Setelah Beli Banana, Supir Bus di Terminal Indhiyang Kota Tasikmalaya Meninggal dalam Kendaraan

Jurnalis Berita

By Jurnalis Berita

Salah satu penumpang bus terdeteksi meninggal dunia setelah kembali dari membeli ban di Indihiang, Tasikmalaya, Selasa (3/3/2026). Kejadian ini menggelapkan komunitas sopir dan teknisi di Terminal Tipe A Indihiang.

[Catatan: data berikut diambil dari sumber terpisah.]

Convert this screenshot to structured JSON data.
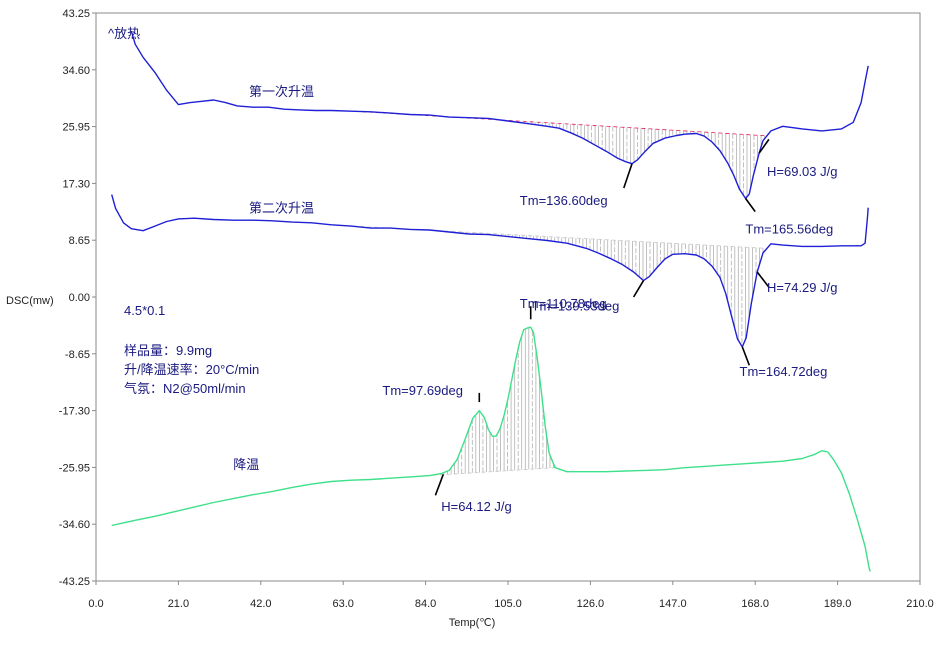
{
  "chart_data": {
    "type": "line",
    "xlabel": "Temp(℃)",
    "ylabel": "DSC(mw)",
    "xlim": [
      0.0,
      210.0
    ],
    "ylim": [
      -43.25,
      43.25
    ],
    "xticks": [
      "0.0",
      "21.0",
      "42.0",
      "63.0",
      "84.0",
      "105.0",
      "126.0",
      "147.0",
      "168.0",
      "189.0",
      "210.0"
    ],
    "yticks": [
      "43.25",
      "34.60",
      "25.95",
      "17.30",
      "8.65",
      "0.00",
      "-8.65",
      "-17.30",
      "-25.95",
      "-34.60",
      "-43.25"
    ],
    "grid": false,
    "colors": {
      "heating": "#1f1fd6",
      "cooling": "#3ee08a",
      "annotation_text": "#1a1a80",
      "hatch": "#b0b0b0",
      "baseline_dash": "#e0205a"
    },
    "exo_label": "^放热",
    "notes": [
      "4.5*0.1",
      "样品量：9.9mg",
      "升/降温速率：20°C/min",
      "气氛：N2@50ml/min"
    ],
    "series": [
      {
        "name": "第一次升温",
        "color": "#1f1fd6",
        "points": [
          [
            9,
            40.5
          ],
          [
            10,
            38.5
          ],
          [
            12,
            36.5
          ],
          [
            15,
            34.2
          ],
          [
            18,
            31.5
          ],
          [
            21,
            29.3
          ],
          [
            24,
            29.6
          ],
          [
            27,
            29.8
          ],
          [
            30,
            30.0
          ],
          [
            33,
            29.6
          ],
          [
            36,
            29.1
          ],
          [
            40,
            28.9
          ],
          [
            44,
            28.9
          ],
          [
            48,
            28.6
          ],
          [
            52,
            28.5
          ],
          [
            56,
            28.4
          ],
          [
            60,
            28.4
          ],
          [
            65,
            28.3
          ],
          [
            70,
            28.2
          ],
          [
            75,
            28.0
          ],
          [
            80,
            27.8
          ],
          [
            85,
            27.7
          ],
          [
            90,
            27.4
          ],
          [
            95,
            27.3
          ],
          [
            100,
            27.2
          ],
          [
            105,
            26.8
          ],
          [
            110,
            26.4
          ],
          [
            115,
            26.0
          ],
          [
            118,
            25.7
          ],
          [
            121,
            25.0
          ],
          [
            124,
            24.2
          ],
          [
            127,
            23.2
          ],
          [
            130,
            22.2
          ],
          [
            133,
            21.1
          ],
          [
            135,
            20.6
          ],
          [
            136.6,
            20.3
          ],
          [
            138,
            20.9
          ],
          [
            140,
            22.2
          ],
          [
            142,
            23.4
          ],
          [
            145,
            24.2
          ],
          [
            148,
            24.6
          ],
          [
            150,
            24.8
          ],
          [
            153,
            24.9
          ],
          [
            155,
            24.5
          ],
          [
            157,
            23.6
          ],
          [
            159,
            22.3
          ],
          [
            161,
            20.4
          ],
          [
            162.5,
            18.6
          ],
          [
            164,
            16.4
          ],
          [
            165.56,
            15.0
          ],
          [
            166.5,
            15.7
          ],
          [
            167.5,
            18.4
          ],
          [
            169,
            21.9
          ],
          [
            170,
            23.8
          ],
          [
            172,
            25.3
          ],
          [
            175,
            26.0
          ],
          [
            180,
            25.6
          ],
          [
            185,
            25.3
          ],
          [
            190,
            25.6
          ],
          [
            193,
            26.6
          ],
          [
            195,
            29.6
          ],
          [
            196,
            32.8
          ],
          [
            196.8,
            35.2
          ]
        ]
      },
      {
        "name": "第二次升温",
        "color": "#1f1fd6",
        "points": [
          [
            4,
            15.6
          ],
          [
            5,
            13.5
          ],
          [
            7,
            11.3
          ],
          [
            9,
            10.4
          ],
          [
            12,
            10.1
          ],
          [
            15,
            10.8
          ],
          [
            18,
            11.5
          ],
          [
            21,
            11.9
          ],
          [
            25,
            12.0
          ],
          [
            30,
            11.8
          ],
          [
            35,
            11.7
          ],
          [
            40,
            11.7
          ],
          [
            45,
            11.6
          ],
          [
            50,
            11.4
          ],
          [
            55,
            11.3
          ],
          [
            60,
            11.0
          ],
          [
            65,
            10.8
          ],
          [
            70,
            10.5
          ],
          [
            75,
            10.5
          ],
          [
            80,
            10.3
          ],
          [
            85,
            10.2
          ],
          [
            90,
            9.9
          ],
          [
            95,
            9.6
          ],
          [
            100,
            9.5
          ],
          [
            105,
            9.2
          ],
          [
            110,
            8.9
          ],
          [
            115,
            8.6
          ],
          [
            120,
            8.2
          ],
          [
            125,
            7.4
          ],
          [
            128,
            6.7
          ],
          [
            131,
            5.9
          ],
          [
            134,
            5.0
          ],
          [
            137,
            3.8
          ],
          [
            139.53,
            2.5
          ],
          [
            141,
            3.1
          ],
          [
            143,
            4.5
          ],
          [
            145,
            5.8
          ],
          [
            147,
            6.5
          ],
          [
            150,
            6.6
          ],
          [
            153,
            6.4
          ],
          [
            155,
            5.8
          ],
          [
            157,
            4.7
          ],
          [
            159,
            3.0
          ],
          [
            160.5,
            0.5
          ],
          [
            162,
            -3.0
          ],
          [
            163.5,
            -6.4
          ],
          [
            164.72,
            -7.6
          ],
          [
            165.7,
            -6.2
          ],
          [
            167,
            -1.0
          ],
          [
            168.5,
            3.8
          ],
          [
            170,
            6.7
          ],
          [
            172,
            8.1
          ],
          [
            175,
            7.9
          ],
          [
            180,
            7.7
          ],
          [
            185,
            7.7
          ],
          [
            190,
            7.8
          ],
          [
            195,
            7.8
          ],
          [
            196,
            8.2
          ],
          [
            196.6,
            12.0
          ],
          [
            196.8,
            13.6
          ]
        ]
      },
      {
        "name": "降温",
        "color": "#3ee08a",
        "points": [
          [
            4,
            -34.8
          ],
          [
            10,
            -34.0
          ],
          [
            15,
            -33.4
          ],
          [
            20,
            -32.7
          ],
          [
            25,
            -32.0
          ],
          [
            30,
            -31.3
          ],
          [
            35,
            -30.7
          ],
          [
            40,
            -30.1
          ],
          [
            45,
            -29.6
          ],
          [
            50,
            -29.0
          ],
          [
            55,
            -28.5
          ],
          [
            60,
            -28.1
          ],
          [
            65,
            -27.9
          ],
          [
            70,
            -27.8
          ],
          [
            75,
            -27.6
          ],
          [
            80,
            -27.4
          ],
          [
            85,
            -27.2
          ],
          [
            88,
            -26.9
          ],
          [
            90,
            -26.4
          ],
          [
            92,
            -24.8
          ],
          [
            94,
            -21.8
          ],
          [
            96,
            -18.5
          ],
          [
            97.69,
            -17.3
          ],
          [
            99,
            -18.4
          ],
          [
            100,
            -20.2
          ],
          [
            101,
            -21.2
          ],
          [
            102,
            -21.2
          ],
          [
            103,
            -20.0
          ],
          [
            104,
            -18.0
          ],
          [
            105,
            -15.5
          ],
          [
            106,
            -12.5
          ],
          [
            107,
            -9.5
          ],
          [
            108,
            -6.8
          ],
          [
            109,
            -5.0
          ],
          [
            110,
            -4.7
          ],
          [
            110.78,
            -4.6
          ],
          [
            111.5,
            -5.4
          ],
          [
            112.5,
            -9.5
          ],
          [
            113.5,
            -14.5
          ],
          [
            114.5,
            -19.8
          ],
          [
            115.5,
            -23.8
          ],
          [
            117,
            -26.0
          ],
          [
            120,
            -26.6
          ],
          [
            125,
            -26.6
          ],
          [
            130,
            -26.6
          ],
          [
            135,
            -26.5
          ],
          [
            140,
            -26.4
          ],
          [
            145,
            -26.3
          ],
          [
            150,
            -26.0
          ],
          [
            155,
            -25.8
          ],
          [
            160,
            -25.6
          ],
          [
            165,
            -25.4
          ],
          [
            170,
            -25.2
          ],
          [
            175,
            -25.0
          ],
          [
            180,
            -24.6
          ],
          [
            183,
            -24.0
          ],
          [
            185,
            -23.4
          ],
          [
            186.5,
            -23.6
          ],
          [
            188,
            -24.8
          ],
          [
            190,
            -26.8
          ],
          [
            192,
            -30.0
          ],
          [
            194,
            -33.8
          ],
          [
            196,
            -38.0
          ],
          [
            197,
            -41.2
          ],
          [
            197.3,
            -41.8
          ]
        ]
      }
    ],
    "curve_labels": [
      {
        "text": "第一次升温",
        "x": 39,
        "y": 31.4
      },
      {
        "text": "第二次升温",
        "x": 39,
        "y": 13.6
      },
      {
        "text": "降温",
        "x": 35,
        "y": -25.4
      }
    ],
    "annotations": [
      {
        "text": "Tm=136.60deg",
        "x": 136.6,
        "y": 20.3,
        "lx": 134.5,
        "ly": 16.6,
        "tx": 108.0,
        "ty": 14.8
      },
      {
        "text": "H=69.03 J/g",
        "x": 169.0,
        "y": 21.9,
        "lx": 171.5,
        "ly": 24.0,
        "tx": 171.0,
        "ty": 19.2
      },
      {
        "text": "Tm=165.56deg",
        "x": 165.56,
        "y": 15.0,
        "lx": 168.0,
        "ly": 13.0,
        "tx": 165.5,
        "ty": 10.4
      },
      {
        "text": "Tm=139.53deg",
        "x": 139.53,
        "y": 2.5,
        "lx": 137.0,
        "ly": 0.0,
        "tx": 111.0,
        "ty": -1.3
      },
      {
        "text": "H=74.29 J/g",
        "x": 168.5,
        "y": 3.8,
        "lx": 171.5,
        "ly": 1.5,
        "tx": 171.0,
        "ty": 1.5
      },
      {
        "text": "Tm=164.72deg",
        "x": 164.72,
        "y": -7.6,
        "lx": 166.5,
        "ly": -10.4,
        "tx": 164.0,
        "ty": -11.3
      },
      {
        "text": "Tm=97.69deg",
        "x": 97.69,
        "y": -16.0,
        "lx": 97.69,
        "ly": -14.6,
        "tx": 73.0,
        "ty": -14.2
      },
      {
        "text": "Tm=110.78deg",
        "x": 110.78,
        "y": -3.4,
        "lx": 110.78,
        "ly": -1.4,
        "tx": 108.0,
        "ty": -0.9
      },
      {
        "text": "H=64.12 J/g",
        "x": 88.5,
        "y": -27.0,
        "lx": 86.5,
        "ly": -30.2,
        "tx": 88.0,
        "ty": -31.8
      }
    ],
    "hatched_regions": [
      {
        "series": 0,
        "from": 66,
        "to": 171
      },
      {
        "series": 1,
        "from": 62,
        "to": 171
      },
      {
        "series": 2,
        "from": 68,
        "to": 117
      }
    ]
  }
}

Korban bernama Pram Suparlan (55), warga Majalengka, ditemukan tidak bernafas di bus yang terparkir di depan kantor perusahaan otobus di Jalan Letnan Harun.

Saksi mengungkap Pram bersama rekan pergi membeli ban sebelum terjadinya kecelakaan. Setelah kembali, korban mengilhami rekan untuk menggantikan tugasnya. Saat bus parkir, Pram terlihat lemas dan mengangguk. Rekan langsung menjemput air minum dari kantor PO, tetapi saat kembali ke bus, Pram sudah tidak bergerak dan tidak bernapas.

Petugas dari Polsek Indihiang, Polres Tasikmalaya, dan Inafis menyelenggarakan penyelidikan. Hasil tes awal tidak mengungkap tanda kekerasan, sedangkan Iptu Jajang mengajak kematian Pram disebabkan faktor kesehatan.

Data terkini menunjukkan kecelakaan seperti ini sering terjadi di jalur terpadu Tasikmalaya. Ini mengingatkan para rezekan untuk menjaga kecepatan dan perhatian saat mengemudi, terutama saat mengembali dari tempat jauh.

Kebijakan keamanan jalan harus lebih ketat, terutama di area berpotensi risiko. Pendampingan transportasi umum dengan sistem pengawasan lebih ketat bisa mengurangi tragedi seperti ini. Semangat para rezekan untuk menjaga keberagaman dan keselamatan di jalan.